The preventative detention provision, which permits holding an individual without charge for up to 72 hours, is based on mere suspicion of dangerousness. When this provision was last in force in the Criminal Code, it was never invoked. Advocates for preventative detention point to this statistic as demonstrating restraint on the part of law enforcement agencies. We view this as evidence that such sweeping powers of preventative detention are simply unnecessary.

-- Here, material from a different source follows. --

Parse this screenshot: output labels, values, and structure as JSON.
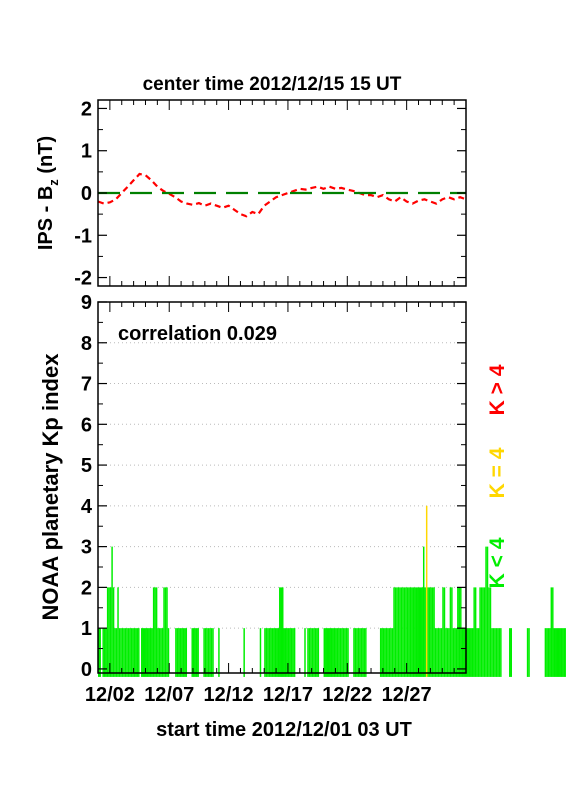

Protection of personal liberty is a fundamental value in Canadian society, and indeed, in any free society. Expanding the powers of the executive to detain people must be examined with the utmost scrutiny. Canadian principles of fundamental justice impose limits – both procedural and substantive – on deprivations of liberty. This means two things. First, the process through which any individual is subjected to detention must meet the requirements of fundamental justice. Second, the substantive reasons for any detention must be justifiable in a free and democratic society.
Detention without charge or conviction is deeply problematic because it is based on a hypothetical – it depends upon speculating on the future dangerousness of an individual because of assumed propensity. Preventative detention is necessarily based on propensity reasoning because if there was actual evidence of preparation to commit a terrorist act, of a conspiracy to commit a terrorist act, then there would be grounds to lay charges for committing a criminal offence and suspected individuals could be detained under the usual criminal law procedures. Stripping an individual’s liberty where no offence has been found to have been committed – or where no offence is even suspected to have been committed – runs counter to basic principles of fundamental justice.